Danışan dağı aşmış, danışmayan düz yolda şaşırmış demiş büyüklerimiz. Doğru da söylemişler. İstişare, fikir alışverişi, şura, müşavere ve meşveret kelimeleriyle ifade edilen danışma; bir konuda en isabetli kararı alabilmek için başkalarının fikrine başvurmaktır. Bir insanın her şeyi bilmesi mümkün değildir. Her şeyi bilmeye gerek de yoktur. Bilgi sahibi olunmayan konularda ihtiyaç olduğu zaman bilgi edinmek yeterlidir. Bilginin sınır tanımadığı günümüzde yeterli bilgi edinilmeden ve istişare edilmeden karar almak yanıltıcı olabilir. Bu şekilde alınan kararlardan sağlıklı sonuçlar beklemek tesadüflere umut bağlamaktan başka bir anlam taşımayacaktır.
İstişarenin önemi ve faydası konusunda uzun uzun cümleler sıralamaya gerek yok. Tarihte büyük başarılara imza atmış liderlerin ortak özelliklerinden birisi, attıkları adımı danışarak almalarıdır. Peygamber efendimiz istişareyi hem tavsiye etmiş hem de bizzat uygulamıştır. Bugün isimleri bilinmeyen ama önemli mevkilerden gelip geçenlerin de araştırıldığı zaman istişareyi ihmal ettikleri görülecektir. Farklı yaşam tecrübelerine sahip kimselerin farklı farklı görüşlere sahip olması olağandır. Kişinin durduğu yere göre düşünceleri şekillenebilir. Bu durumda herhangi bir işe kalkışırken veya karar verirken başka insanların fikirlerine başvurmak en isabetli tercihi yapmak için bize geniş bir seçenekler yelpazesi sunacaktır. Hangi konuların başkalarıyla istişare edilebileceği de az çok bellidir. Aile içi bir konunun aile dışında konuşulması ne kadar yanlış ve sakıncalı ise, işyeri ile ilgili bir konuyu da uluorta tartışmak ve görüşe sunmak da o kadar tehlikelidir.
İstişarenin ne şekilde ve kimlerle yapılacağı yine unutulmaması gereken önemli bir noktadır. Konunun ilgilendirdiği kişilerin görüşünü almak daha sonra o işte çıkacak problemlerin baştan çözülmesi fırsatını sağlar. Ailede baba, işyerinde patron, daire de şef, müdür, başkan önemli kararlarında fikir alışverişi yaptığı zaman kararları isabetli olacak, bu durum kendine olan güveni arttıracak, herkes daha fazla mutlu olacaktır. İstişare edilmeden, tek başına gelişigüzel alınan kararlar ise çoğu zaman hayal kırıklığı ile sonuçlanacak, söyleyecek sözü olanları kıracak ve sıkıntıları arttıracaktır.

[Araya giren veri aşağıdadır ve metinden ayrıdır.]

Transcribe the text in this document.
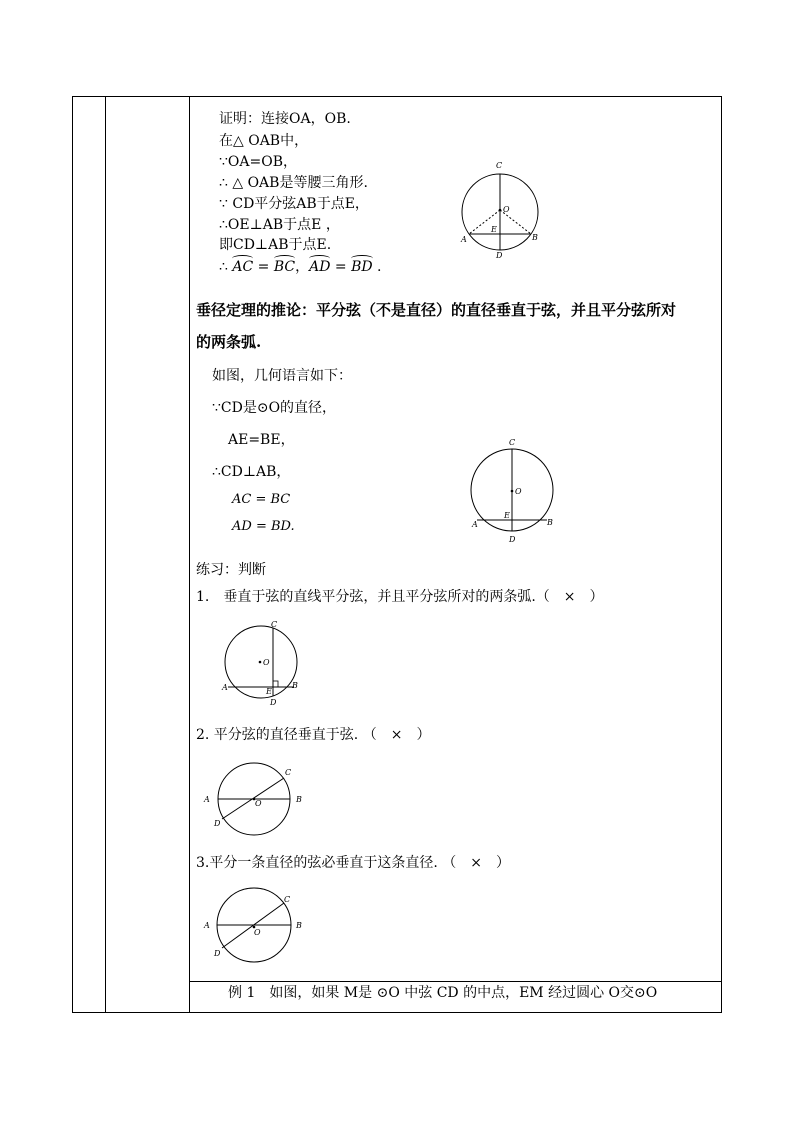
证明：连接OA，OB.
在△ OAB中，
∵OA=OB，
∴ △ OAB是等腰三角形.
∵ CD平分弦AB于点E，
∴OE⊥AB于点E ，
即CD⊥AB于点E.
∴ AC = BC，AD = BD .
C
O
E
A	B
D
垂径定理的推论：平分弦（不是直径）的直径垂直于弦，并且平分弦所对
的两条弧.
如图，几何语言如下：
∵CD是⊙O的直径，
AE=BE，
∴CD⊥AB，
AC = BC
AD = BD.
C
O
E
A	B
D
练习：判断
1.　垂直于弦的直线平分弦，并且平分弦所对的两条弧.（　×　）
C
O
E
A	B
D
2. 平分弦的直径垂直于弦. （　×　）
C
O
A	B
D
3.平分一条直径的弦必垂直于这条直径. （　×　）
C
O
A	B
D
例 1　如图，如果 M是 ⊙O 中弦 CD 的中点，EM 经过圆心 O交⊙O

Devletin resmi yapılanmasında en üst düzeyden en alt kademeye kadar istişari anlamda müsteşarlıklar, danışmanlıklar ve kurullar mevcuttur. Uygulamada ise bu organlar çoğu zaman kâğıt üstünde kalır. Kurumsallaşmanın olmazsa olmazlarından biri istişaredir. Gereği gibi istişare mekanizması çalışmayan kurumların sonu ‘tek adam’lığa gider. Tepedeki kişi başkan, müdür, şef her kimse tek belirleyici olmaya başlar. Zaman içerisinde ise artık iki dudağının arasından çıkacaklar beklenir. Bir süre yürüse bile, uzun vadede ‘tek adam’ anlayışının sonu hüsrandır.
Amaç; herkes için iyiye güzele ve doğruya ulaşmak ise, istişareden başka ortak aklın bulunabileceği bir yöntem yoktur. Mutlu olacağınız kararları birlikte almanız temennileriyle yeni yazıda yeni konularla buluşuncaya kadar sağlıcakla kalın, hoşcakalın.